Pagi itu matahari baru saja muncul di balik bukit. Udara terasa segar, suara ayam bersahutan dari kandang di belakang rumah. Prison membuka pintu kandang kecil itu dengan hati gembira. Puluhan anak ayam berwarna kuning berlarian ke arahnya, mematuk makanan yang ia taburkan. Ia tersenyum puas.
Dari belakang, Ayahnya, Ibnurudin, datang sambil membawa ember berisi air. Ia menatap anak sulungnya dengan bangga.

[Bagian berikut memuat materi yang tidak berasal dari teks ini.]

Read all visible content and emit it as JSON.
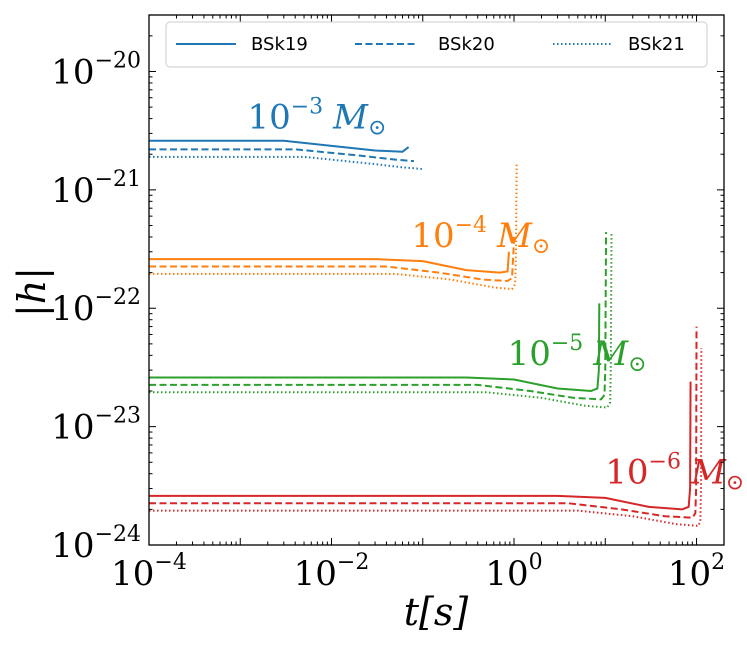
{
  "chart_data": {
    "type": "line",
    "xlabel": "t[s]",
    "ylabel": "|h|",
    "xscale": "log",
    "yscale": "log",
    "xlim": [
      0.0001,
      200
    ],
    "ylim": [
      1e-24,
      3e-20
    ],
    "x_ticks": [
      {
        "value": 0.0001,
        "base": "10",
        "exp": "−4"
      },
      {
        "value": 0.01,
        "base": "10",
        "exp": "−2"
      },
      {
        "value": 1,
        "base": "10",
        "exp": "0"
      },
      {
        "value": 100,
        "base": "10",
        "exp": "2"
      }
    ],
    "y_ticks": [
      {
        "value": 1e-24,
        "base": "10",
        "exp": "−24"
      },
      {
        "value": 1e-23,
        "base": "10",
        "exp": "−23"
      },
      {
        "value": 1e-22,
        "base": "10",
        "exp": "−22"
      },
      {
        "value": 1e-21,
        "base": "10",
        "exp": "−21"
      },
      {
        "value": 1e-20,
        "base": "10",
        "exp": "−20"
      }
    ],
    "grid": false,
    "legend": {
      "placement": "top",
      "entries": [
        {
          "label": "BSk19",
          "style": "solid"
        },
        {
          "label": "BSk20",
          "style": "dashed"
        },
        {
          "label": "BSk21",
          "style": "dotted"
        }
      ]
    },
    "groups": [
      {
        "mass_base": "10",
        "mass_exp": "−3",
        "mass_unit": "M",
        "color": "#1f77b4",
        "series": [
          {
            "name": "BSk19",
            "style": "solid",
            "points": [
              [
                0.0001,
                2.6e-21
              ],
              [
                0.003,
                2.6e-21
              ],
              [
                0.01,
                2.35e-21
              ],
              [
                0.03,
                2.15e-21
              ],
              [
                0.06,
                2.1e-21
              ],
              [
                0.07,
                2.3e-21
              ]
            ]
          },
          {
            "name": "BSk20",
            "style": "dashed",
            "points": [
              [
                0.0001,
                2.2e-21
              ],
              [
                0.004,
                2.2e-21
              ],
              [
                0.02,
                1.95e-21
              ],
              [
                0.05,
                1.8e-21
              ],
              [
                0.08,
                1.75e-21
              ]
            ]
          },
          {
            "name": "BSk21",
            "style": "dotted",
            "points": [
              [
                0.0001,
                1.9e-21
              ],
              [
                0.005,
                1.9e-21
              ],
              [
                0.03,
                1.65e-21
              ],
              [
                0.06,
                1.55e-21
              ],
              [
                0.1,
                1.5e-21
              ]
            ]
          }
        ]
      },
      {
        "mass_base": "10",
        "mass_exp": "−4",
        "mass_unit": "M",
        "color": "#ff7f0e",
        "series": [
          {
            "name": "BSk19",
            "style": "solid",
            "points": [
              [
                0.0001,
                2.6e-22
              ],
              [
                0.03,
                2.6e-22
              ],
              [
                0.1,
                2.5e-22
              ],
              [
                0.3,
                2.1e-22
              ],
              [
                0.7,
                2e-22
              ],
              [
                0.85,
                2.05e-22
              ],
              [
                0.88,
                3e-22
              ]
            ]
          },
          {
            "name": "BSk20",
            "style": "dashed",
            "points": [
              [
                0.0001,
                2.25e-22
              ],
              [
                0.04,
                2.25e-22
              ],
              [
                0.15,
                2e-22
              ],
              [
                0.45,
                1.75e-22
              ],
              [
                0.85,
                1.7e-22
              ],
              [
                0.95,
                1.8e-22
              ],
              [
                0.99,
                3.2e-22
              ],
              [
                1.0,
                4e-22
              ]
            ]
          },
          {
            "name": "BSk21",
            "style": "dotted",
            "points": [
              [
                0.0001,
                1.95e-22
              ],
              [
                0.05,
                1.95e-22
              ],
              [
                0.2,
                1.75e-22
              ],
              [
                0.6,
                1.5e-22
              ],
              [
                0.95,
                1.45e-22
              ],
              [
                1.03,
                1.6e-22
              ],
              [
                1.05,
                3e-22
              ],
              [
                1.07,
                1.7e-21
              ]
            ]
          }
        ]
      },
      {
        "mass_base": "10",
        "mass_exp": "−5",
        "mass_unit": "M",
        "color": "#2ca02c",
        "series": [
          {
            "name": "BSk19",
            "style": "solid",
            "points": [
              [
                0.0001,
                2.6e-23
              ],
              [
                0.3,
                2.6e-23
              ],
              [
                1.0,
                2.5e-23
              ],
              [
                3.0,
                2.1e-23
              ],
              [
                7.0,
                2e-23
              ],
              [
                8.2,
                2.1e-23
              ],
              [
                8.5,
                3e-23
              ],
              [
                8.6,
                1.1e-22
              ]
            ]
          },
          {
            "name": "BSk20",
            "style": "dashed",
            "points": [
              [
                0.0001,
                2.25e-23
              ],
              [
                0.4,
                2.25e-23
              ],
              [
                1.5,
                2e-23
              ],
              [
                4.5,
                1.75e-23
              ],
              [
                9.0,
                1.7e-23
              ],
              [
                9.8,
                1.85e-23
              ],
              [
                10.0,
                3e-23
              ],
              [
                10.2,
                4.4e-22
              ]
            ]
          },
          {
            "name": "BSk21",
            "style": "dotted",
            "points": [
              [
                0.0001,
                1.95e-23
              ],
              [
                0.5,
                1.95e-23
              ],
              [
                2.0,
                1.75e-23
              ],
              [
                6.0,
                1.5e-23
              ],
              [
                10.5,
                1.45e-23
              ],
              [
                11.3,
                1.6e-23
              ],
              [
                11.5,
                3e-23
              ],
              [
                11.7,
                4.4e-22
              ]
            ]
          }
        ]
      },
      {
        "mass_base": "10",
        "mass_exp": "−6",
        "mass_unit": "M",
        "color": "#d62728",
        "series": [
          {
            "name": "BSk19",
            "style": "solid",
            "points": [
              [
                0.0001,
                2.6e-24
              ],
              [
                3.0,
                2.6e-24
              ],
              [
                10.0,
                2.5e-24
              ],
              [
                30.0,
                2.1e-24
              ],
              [
                70.0,
                2e-24
              ],
              [
                82.0,
                2.1e-24
              ],
              [
                85.0,
                3e-24
              ],
              [
                86.0,
                2.4e-23
              ]
            ]
          },
          {
            "name": "BSk20",
            "style": "dashed",
            "points": [
              [
                0.0001,
                2.25e-24
              ],
              [
                4.0,
                2.25e-24
              ],
              [
                15.0,
                2e-24
              ],
              [
                45.0,
                1.75e-24
              ],
              [
                90.0,
                1.7e-24
              ],
              [
                97.0,
                1.85e-24
              ],
              [
                99.0,
                3e-24
              ],
              [
                100.0,
                7e-23
              ]
            ]
          },
          {
            "name": "BSk21",
            "style": "dotted",
            "points": [
              [
                0.0001,
                1.95e-24
              ],
              [
                5.0,
                1.95e-24
              ],
              [
                20.0,
                1.75e-24
              ],
              [
                60.0,
                1.5e-24
              ],
              [
                105.0,
                1.45e-24
              ],
              [
                110.0,
                1.6e-24
              ],
              [
                112.0,
                3e-24
              ],
              [
                113.0,
                4.6e-23
              ]
            ]
          }
        ]
      }
    ],
    "mass_labels": [
      {
        "group": 0,
        "x": 0.0012,
        "y": 3.3e-21
      },
      {
        "group": 1,
        "x": 0.075,
        "y": 3.3e-22
      },
      {
        "group": 2,
        "x": 0.85,
        "y": 3.3e-23
      },
      {
        "group": 3,
        "x": 10.0,
        "y": 3.3e-24
      }
    ]
  }
}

"Prison," katanya lembut, "mulai hari ini, ayam-ayam ini tanggung jawabmu. Rawat baik-baik, ya. Hasilnya nanti bisa kamu pakai untuk sekolah. Ini bukan sekadar ayam, Nak, ini amanah."

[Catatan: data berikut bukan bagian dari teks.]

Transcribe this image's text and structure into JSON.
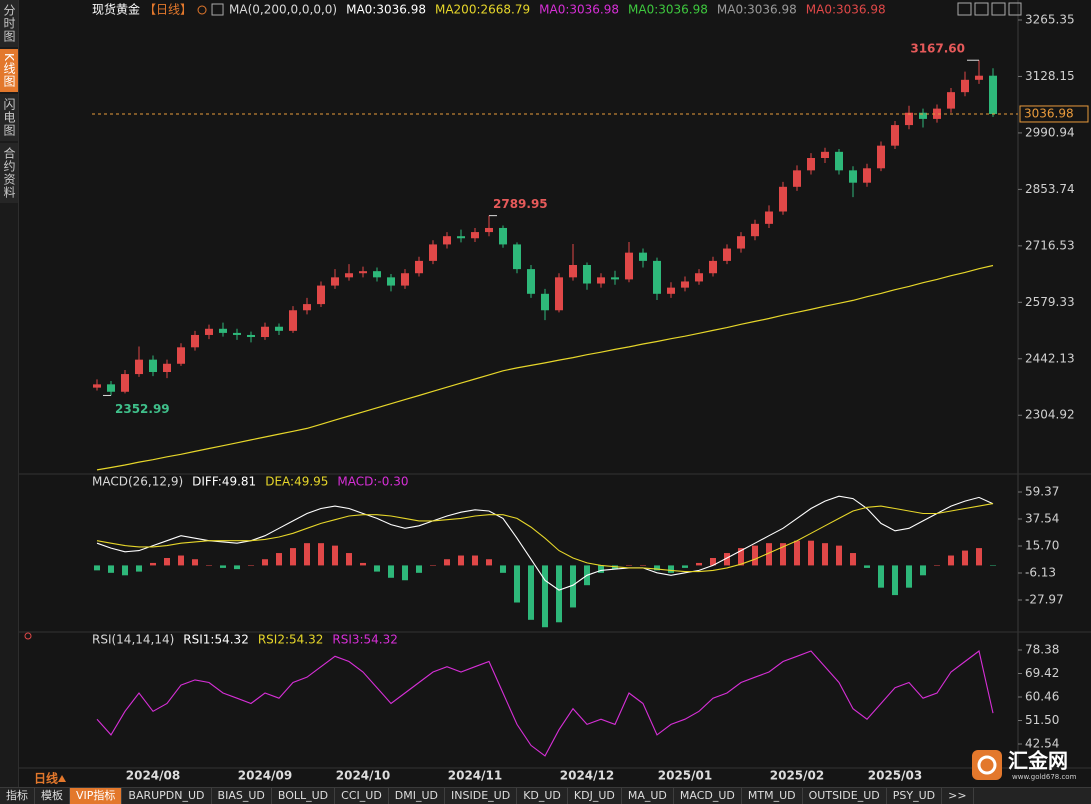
{
  "sidebar": {
    "tabs": [
      "分时图",
      "K线图",
      "闪电图",
      "合约资料"
    ],
    "active": 1
  },
  "chart_data": [
    {
      "type": "candlestick",
      "title": "现货黄金",
      "period": "【日线】",
      "legend": [
        {
          "text": "MA(0,200,0,0,0,0)",
          "color": "#d8d8d8"
        },
        {
          "text": "MA0:3036.98",
          "color": "#ffffff"
        },
        {
          "text": "MA200:2668.79",
          "color": "#e6d62a"
        },
        {
          "text": "MA0:3036.98",
          "color": "#d62fd6"
        },
        {
          "text": "MA0:3036.98",
          "color": "#3ec83e"
        },
        {
          "text": "MA0:3036.98",
          "color": "#9a9a9a"
        },
        {
          "text": "MA0:3036.98",
          "color": "#e04848"
        }
      ],
      "up_color": "#e04848",
      "down_color": "#2eb87a",
      "open": [
        2372,
        2380,
        2362,
        2405,
        2440,
        2410,
        2430,
        2470,
        2500,
        2515,
        2505,
        2500,
        2495,
        2520,
        2510,
        2560,
        2575,
        2620,
        2640,
        2650,
        2655,
        2640,
        2620,
        2650,
        2680,
        2720,
        2740,
        2735,
        2750,
        2760,
        2720,
        2660,
        2600,
        2560,
        2640,
        2670,
        2625,
        2640,
        2635,
        2700,
        2680,
        2600,
        2615,
        2630,
        2650,
        2680,
        2710,
        2740,
        2770,
        2800,
        2860,
        2900,
        2930,
        2945,
        2900,
        2870,
        2905,
        2960,
        3010,
        3040,
        3025,
        3050,
        3090,
        3120,
        3130
      ],
      "high": [
        2392,
        2388,
        2415,
        2472,
        2450,
        2440,
        2480,
        2510,
        2525,
        2530,
        2515,
        2508,
        2530,
        2528,
        2570,
        2590,
        2630,
        2660,
        2672,
        2666,
        2664,
        2648,
        2660,
        2690,
        2730,
        2750,
        2756,
        2760,
        2789.95,
        2766,
        2725,
        2670,
        2612,
        2650,
        2721,
        2676,
        2650,
        2656,
        2726,
        2710,
        2688,
        2628,
        2642,
        2660,
        2690,
        2720,
        2750,
        2780,
        2815,
        2872,
        2912,
        2942,
        2955,
        2952,
        2910,
        2916,
        2970,
        3020,
        3057,
        3050,
        3060,
        3100,
        3140,
        3167.6,
        3148
      ],
      "low": [
        2365,
        2352.99,
        2358,
        2398,
        2400,
        2395,
        2425,
        2462,
        2490,
        2496,
        2488,
        2482,
        2488,
        2500,
        2505,
        2550,
        2568,
        2612,
        2632,
        2640,
        2630,
        2606,
        2612,
        2642,
        2672,
        2710,
        2725,
        2726,
        2740,
        2712,
        2650,
        2590,
        2536,
        2555,
        2632,
        2610,
        2615,
        2622,
        2628,
        2664,
        2585,
        2590,
        2606,
        2622,
        2642,
        2672,
        2700,
        2730,
        2760,
        2792,
        2850,
        2890,
        2918,
        2890,
        2835,
        2860,
        2898,
        2952,
        3000,
        3004,
        3016,
        3040,
        3080,
        3110,
        3030
      ],
      "close": [
        2380,
        2362,
        2405,
        2440,
        2410,
        2430,
        2470,
        2500,
        2515,
        2505,
        2500,
        2495,
        2520,
        2510,
        2560,
        2575,
        2620,
        2640,
        2650,
        2655,
        2640,
        2620,
        2650,
        2680,
        2720,
        2740,
        2735,
        2750,
        2760,
        2720,
        2660,
        2600,
        2560,
        2640,
        2670,
        2625,
        2640,
        2635,
        2700,
        2680,
        2600,
        2615,
        2630,
        2650,
        2680,
        2710,
        2740,
        2770,
        2800,
        2860,
        2900,
        2930,
        2945,
        2900,
        2870,
        2905,
        2960,
        3010,
        3040,
        3025,
        3050,
        3090,
        3120,
        3130,
        3036.98
      ],
      "series": [
        {
          "name": "MA200",
          "color": "#e6d62a",
          "values": [
            2172,
            2178,
            2184,
            2191,
            2197,
            2204,
            2210,
            2217,
            2224,
            2231,
            2238,
            2245,
            2252,
            2259,
            2266,
            2273,
            2283,
            2293,
            2303,
            2313,
            2323,
            2333,
            2343,
            2353,
            2363,
            2373,
            2383,
            2393,
            2403,
            2413,
            2420,
            2426,
            2432,
            2439,
            2445,
            2452,
            2458,
            2465,
            2471,
            2478,
            2484,
            2491,
            2497,
            2504,
            2511,
            2518,
            2526,
            2533,
            2540,
            2548,
            2555,
            2562,
            2570,
            2577,
            2584,
            2593,
            2601,
            2610,
            2618,
            2627,
            2635,
            2644,
            2652,
            2661,
            2668.79
          ]
        }
      ],
      "annotations": [
        {
          "value": 3167.6,
          "label": "3167.60",
          "candle": 63,
          "color": "#e65a5a"
        },
        {
          "value": 2789.95,
          "label": "2789.95",
          "candle": 28,
          "color": "#e65a5a"
        },
        {
          "value": 2352.99,
          "label": "2352.99",
          "candle": 1,
          "color": "#3fbf8a"
        }
      ],
      "price_line_color": "#e89a3c",
      "ylim": [
        2167,
        3294.5
      ],
      "yticks": [
        3265.35,
        3128.15,
        2990.94,
        2853.74,
        2716.53,
        2579.33,
        2442.13,
        2304.92
      ],
      "x_labels": [
        {
          "label": "2024/08",
          "candle": 4
        },
        {
          "label": "2024/09",
          "candle": 12
        },
        {
          "label": "2024/10",
          "candle": 19
        },
        {
          "label": "2024/11",
          "candle": 27
        },
        {
          "label": "2024/12",
          "candle": 35
        },
        {
          "label": "2025/01",
          "candle": 42
        },
        {
          "label": "2025/02",
          "candle": 50
        },
        {
          "label": "2025/03",
          "candle": 57
        }
      ]
    },
    {
      "type": "macd",
      "legend": [
        {
          "text": "MACD(26,12,9)",
          "color": "#d8d8d8"
        },
        {
          "text": "DIFF:49.81",
          "color": "#ffffff"
        },
        {
          "text": "DEA:49.95",
          "color": "#e6d62a"
        },
        {
          "text": "MACD:-0.30",
          "color": "#d62fd6"
        }
      ],
      "series": [
        {
          "name": "DIFF",
          "color": "#ffffff",
          "values": [
            18,
            14,
            11,
            12,
            16,
            20,
            24,
            22,
            20,
            19,
            18,
            20,
            24,
            30,
            36,
            42,
            46,
            48,
            46,
            42,
            38,
            33,
            30,
            32,
            36,
            40,
            43,
            45,
            44,
            38,
            22,
            5,
            -12,
            -20,
            -16,
            -8,
            -4,
            -3,
            -2,
            -2,
            -6,
            -8,
            -6,
            -4,
            0,
            6,
            12,
            18,
            24,
            30,
            38,
            46,
            52,
            56,
            54,
            46,
            34,
            28,
            30,
            36,
            42,
            48,
            52,
            55,
            49.81
          ]
        },
        {
          "name": "DEA",
          "color": "#e6d62a",
          "values": [
            20,
            18,
            16,
            15,
            15,
            16,
            18,
            19,
            20,
            20,
            20,
            20,
            21,
            23,
            26,
            30,
            34,
            37,
            40,
            41,
            41,
            40,
            38,
            36,
            36,
            37,
            38,
            40,
            41,
            41,
            38,
            31,
            22,
            12,
            6,
            2,
            0,
            -1,
            -2,
            -2,
            -3,
            -4,
            -5,
            -5,
            -4,
            -2,
            1,
            5,
            10,
            15,
            20,
            26,
            32,
            38,
            44,
            47,
            48,
            46,
            44,
            42,
            42,
            44,
            46,
            48,
            49.95
          ]
        }
      ],
      "histogram": {
        "name": "MACD",
        "values": [
          -4,
          -6,
          -8,
          -5,
          2,
          6,
          8,
          5,
          0,
          -2,
          -3,
          0,
          5,
          10,
          14,
          18,
          18,
          16,
          10,
          2,
          -5,
          -10,
          -12,
          -6,
          0,
          5,
          8,
          8,
          5,
          -6,
          -30,
          -44,
          -50,
          -46,
          -34,
          -16,
          -6,
          -3,
          0,
          0,
          -4,
          -6,
          -2,
          2,
          6,
          10,
          14,
          16,
          18,
          18,
          20,
          20,
          18,
          16,
          10,
          -2,
          -18,
          -24,
          -18,
          -8,
          0,
          8,
          12,
          14,
          -0.3
        ]
      },
      "up_color": "#e04848",
      "down_color": "#2eb87a",
      "ylim": [
        -52.23,
        70.69
      ],
      "yticks": [
        59.37,
        37.54,
        {
          "value": 15.7,
          "label": "15.70"
        },
        -6.13,
        -27.97
      ]
    },
    {
      "type": "rsi",
      "legend": [
        {
          "text": "RSI(14,14,14)",
          "color": "#d8d8d8"
        },
        {
          "text": "RSI1:54.32",
          "color": "#ffffff"
        },
        {
          "text": "RSI2:54.32",
          "color": "#e6d62a"
        },
        {
          "text": "RSI3:54.32",
          "color": "#d62fd6"
        }
      ],
      "series": [
        {
          "name": "RSI1",
          "color": "#d62fd6",
          "values": [
            52,
            46,
            55,
            62,
            55,
            58,
            65,
            67,
            66,
            62,
            60,
            58,
            62,
            60,
            66,
            68,
            72,
            76,
            74,
            70,
            64,
            58,
            62,
            66,
            70,
            72,
            70,
            72,
            74,
            62,
            50,
            42,
            38,
            48,
            56,
            50,
            52,
            50,
            62,
            58,
            46,
            50,
            52,
            55,
            60,
            62,
            66,
            68,
            70,
            74,
            76,
            78,
            72,
            66,
            56,
            52,
            58,
            64,
            66,
            60,
            62,
            70,
            74,
            78,
            54.32
          ]
        }
      ],
      "ylim": [
        34.15,
        82.96
      ],
      "yticks": [
        78.38,
        69.42,
        60.46,
        {
          "value": 51.5,
          "label": "51.50"
        },
        42.54
      ]
    }
  ],
  "period_button": "日线",
  "toolbar": {
    "tabs": [
      "指标",
      "模板",
      "VIP指标",
      "BARUPDN_UD",
      "BIAS_UD",
      "BOLL_UD",
      "CCI_UD",
      "DMI_UD",
      "INSIDE_UD",
      "KD_UD",
      "KDJ_UD",
      "MA_UD",
      "MACD_UD",
      "MTM_UD",
      "OUTSIDE_UD",
      "PSY_UD",
      ">>"
    ],
    "active": 2
  },
  "logo": {
    "name": "汇金网",
    "url": "www.gold678.com"
  }
}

Prison mengangguk mantap. Ia merasa seperti sedang diberi kepercayaan besar. Sejak hari itu, setiap pagi dan sore, ia memberi makan, membersihkan kandang, bahkan kadang berbicara pada ayam-ayam kecil itu seolah mereka teman.
Namun, tak semua kisah indah bertahan lama.
Hari yang Paling Gelap
Suatu pagi, Prison bangun lebih awal dari biasanya. Tapi aneh, tak ada suara ayam yang biasa menyambut. Ia berlari ke kandang dengan dada berdebar. Begitu pintu kandang dibuka, tubuhnya langsung lemas.

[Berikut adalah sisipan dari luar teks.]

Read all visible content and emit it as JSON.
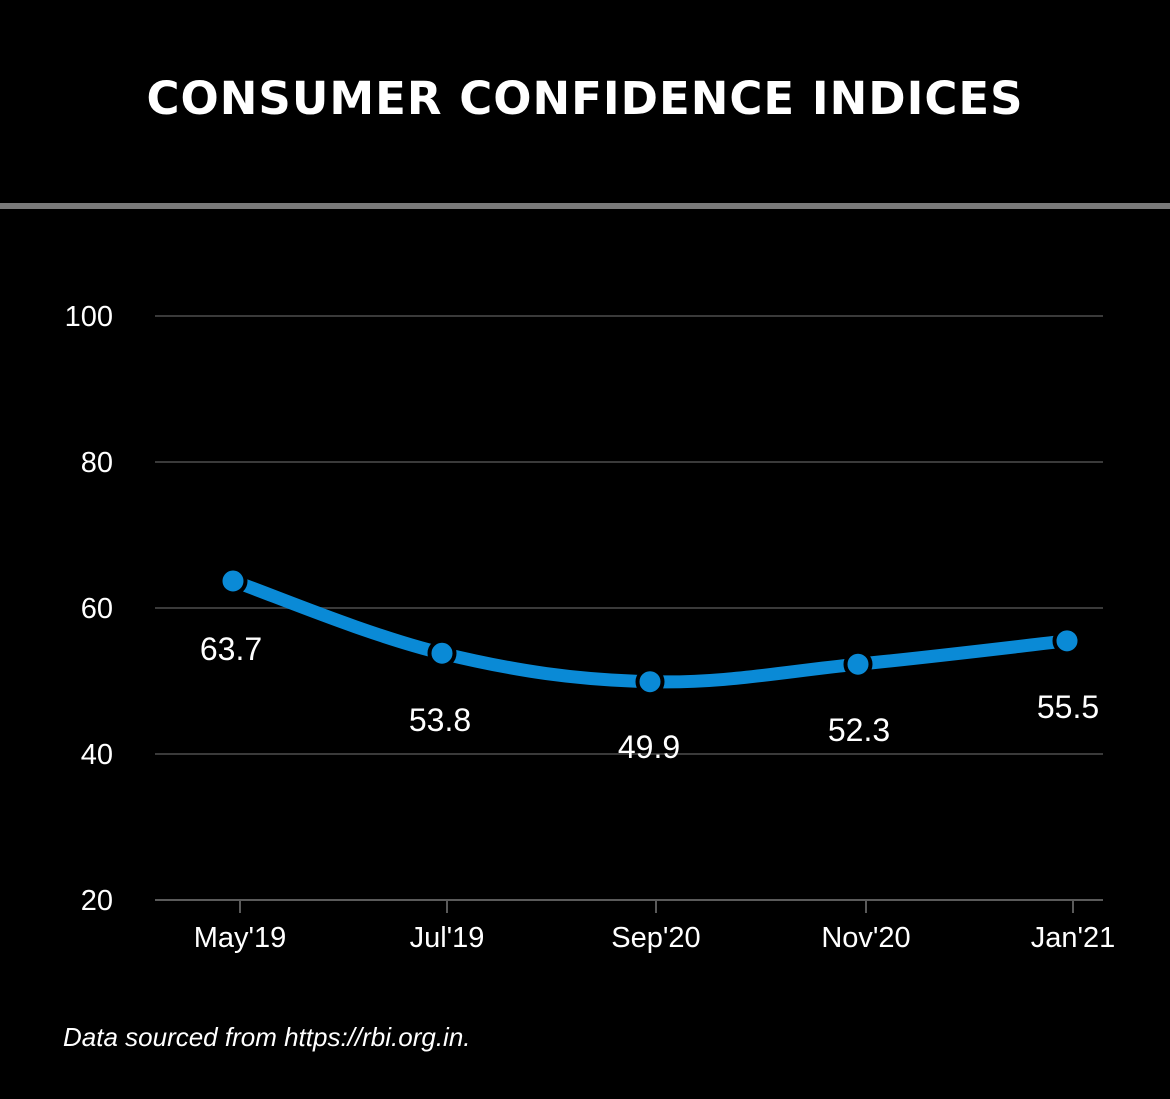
{
  "title": "CONSUMER CONFIDENCE INDICES",
  "source_note": "Data sourced from https://rbi.org.in.",
  "colors": {
    "background": "#000000",
    "line": "#0a8ad6",
    "grid": "#3a3a3a",
    "rule": "#7a7a7a"
  },
  "chart_data": {
    "type": "line",
    "title": "CONSUMER CONFIDENCE INDICES",
    "xlabel": "",
    "ylabel": "",
    "categories": [
      "May'19",
      "Jul'19",
      "Sep'20",
      "Nov'20",
      "Jan'21"
    ],
    "series": [
      {
        "values": [
          63.7,
          53.8,
          49.9,
          52.3,
          55.5
        ]
      }
    ],
    "data_labels": [
      "63.7",
      "53.8",
      "49.9",
      "52.3",
      "55.5"
    ],
    "yticks": [
      20,
      40,
      60,
      80,
      100
    ],
    "ylim": [
      20,
      100
    ],
    "grid": true,
    "legend": "none"
  }
}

Anak-anak ayam itu tergeletak diam. Beberapa masih berusaha bergerak lemah, tapi kebanyakan sudah tak bernyawa.
"Tidak... jangan..." bisiknya. Ia berlutut, memeluk seekor anak ayam yang dingin di tangannya.
Air matanya menetes membasahi bulu-bulu kecil yang sudah kaku.